The move represents an about-face for Prime Minister Paul Martin, who in the run-up to a federal election in June said he thought Canada should be part of a system designed to protect the North American continent.
But Martin lost his parliamentary majority in that election and is now struggling to keep his minority government afloat with the support of a smaller left-leaning party that is strongly opposed to missile defence.
"The prime minister plans to announce this week that Canada will not be a part of the missile defence system," a senior official said on Tuesday.
Canadian media quoted their own federal government sources as saying Canada would not take part.
The US State Department had no response to the news.
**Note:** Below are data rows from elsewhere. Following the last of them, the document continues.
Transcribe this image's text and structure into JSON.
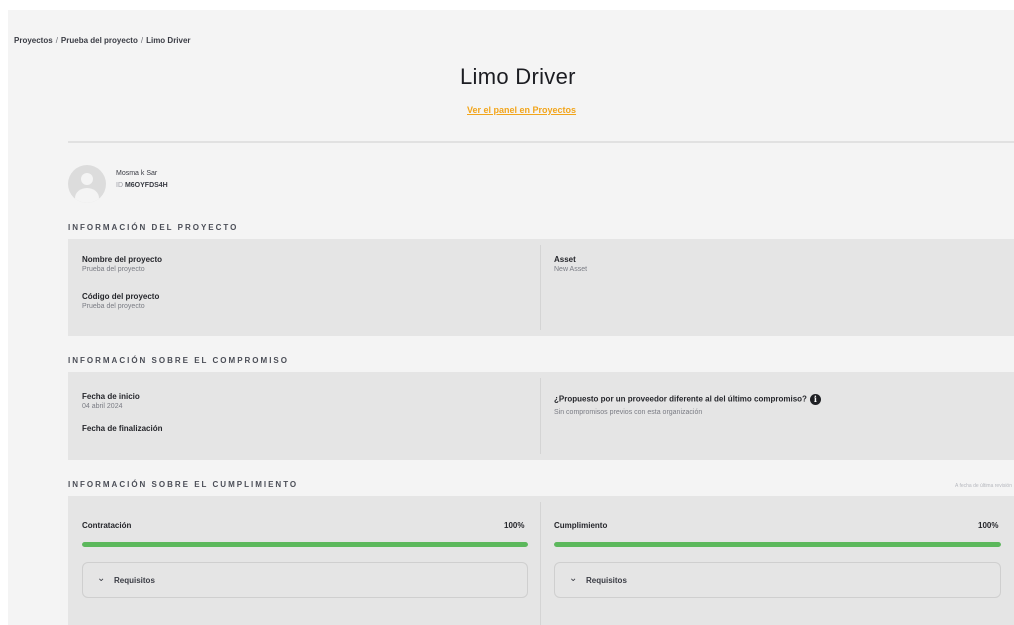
{
  "breadcrumb": [
    "Proyectos",
    "Prueba del proyecto",
    "Limo Driver"
  ],
  "breadcrumb_separator": "/",
  "page_title": "Limo Driver",
  "portal_link": "Ver el panel en Proyectos",
  "user": {
    "name": "Mosma k Sar",
    "id_prefix": "ID",
    "id_value": "M6OYFDS4H"
  },
  "project_info": {
    "heading": "INFORMACIÓN DEL PROYECTO",
    "project_name_label": "Nombre del proyecto",
    "project_name_value": "Prueba del proyecto",
    "project_code_label": "Código del proyecto",
    "project_code_value": "Prueba del proyecto",
    "asset_label": "Asset",
    "asset_value": "New Asset"
  },
  "engagement_info": {
    "heading": "INFORMACIÓN SOBRE EL COMPROMISO",
    "start_date_label": "Fecha de inicio",
    "start_date_value": "04 abril 2024",
    "end_date_label": "Fecha de finalización",
    "supplier_question": "¿Propuesto por un proveedor diferente al del último compromiso?",
    "supplier_answer": "Sin compromisos previos con esta organización"
  },
  "compliance_info": {
    "heading": "INFORMACIÓN SOBRE EL CUMPLIMIENTO",
    "note": "A fecha de última revisión",
    "contracting_label": "Contratación",
    "contracting_percent": "100%",
    "contracting_progress": 1.0,
    "compliance_label": "Cumplimiento",
    "compliance_percent": "100%",
    "compliance_progress": 1.0,
    "requirements_label": "Requisitos"
  },
  "colors": {
    "accent": "#f2a51b",
    "progress": "#5cb85c",
    "panel": "#e5e5e5"
  },
  "icons": {
    "info": "info-icon",
    "chevron": "chevron-down-icon",
    "avatar": "user-avatar-icon"
  }
}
Making matters more uncomfortable for Martin is the fact that his ruling Liberal Party is split over the idea of signing on to the system, and the government already faces a battle to ensure its first budget - to be presented on Wednesday - is not rejected by parliament.
Bush visited Ottawa last December and publicly urged Martin on three occasions to sign on to a network designed to fend off attacks from "rogue states" such as North Korea.
The New Democrats say missile
defence could spur an arms' race
The Canadian decision marks the second time in less than two years that Ottawa has gone against Bush's wishes.
In March 2003, former prime minister Jean Chretien enraged Washington by refusing to take part in the invasion of Iraq.
Martin took over from Chretien in late 2003 and promised to repair strained ties with the US.
Ottawa has been holding talks with Washington for the past 18 months on whether to formally join the proposed network and officials had let it be known there were few obstacles to Canadian participation.
But the prospects for a final agreement dimmed after the June election.
Former premier Chretien refused
to take part in Iraq's invasion
Martin's survival now depends in large part on the minority New Democrats, who oppose missile defence on the grounds that it could lead to a new arms race.
The system is also unpopular in French-speaking Quebec, a powerful province where the Liberals will need to boost flagging support if they are to win the next election.
Earlier in the day, Ottawa's new ambassador to the United States caused uproar by saying that a pact the two neighbours signed last year on boosting North American defence cooperation and intelligence sharing meant Canada was effectively already part of the missile defence system.
Opposition politicians angrily accused Martin of deception, saying he had promised to allow the House of Commons to debate the matter first.
"How could this prime minister secretly make this decision, clearly breaking every commitment he's made to this House and to Canadians?" demanded Stephen Harper, leader of the official opposition Conservative Party.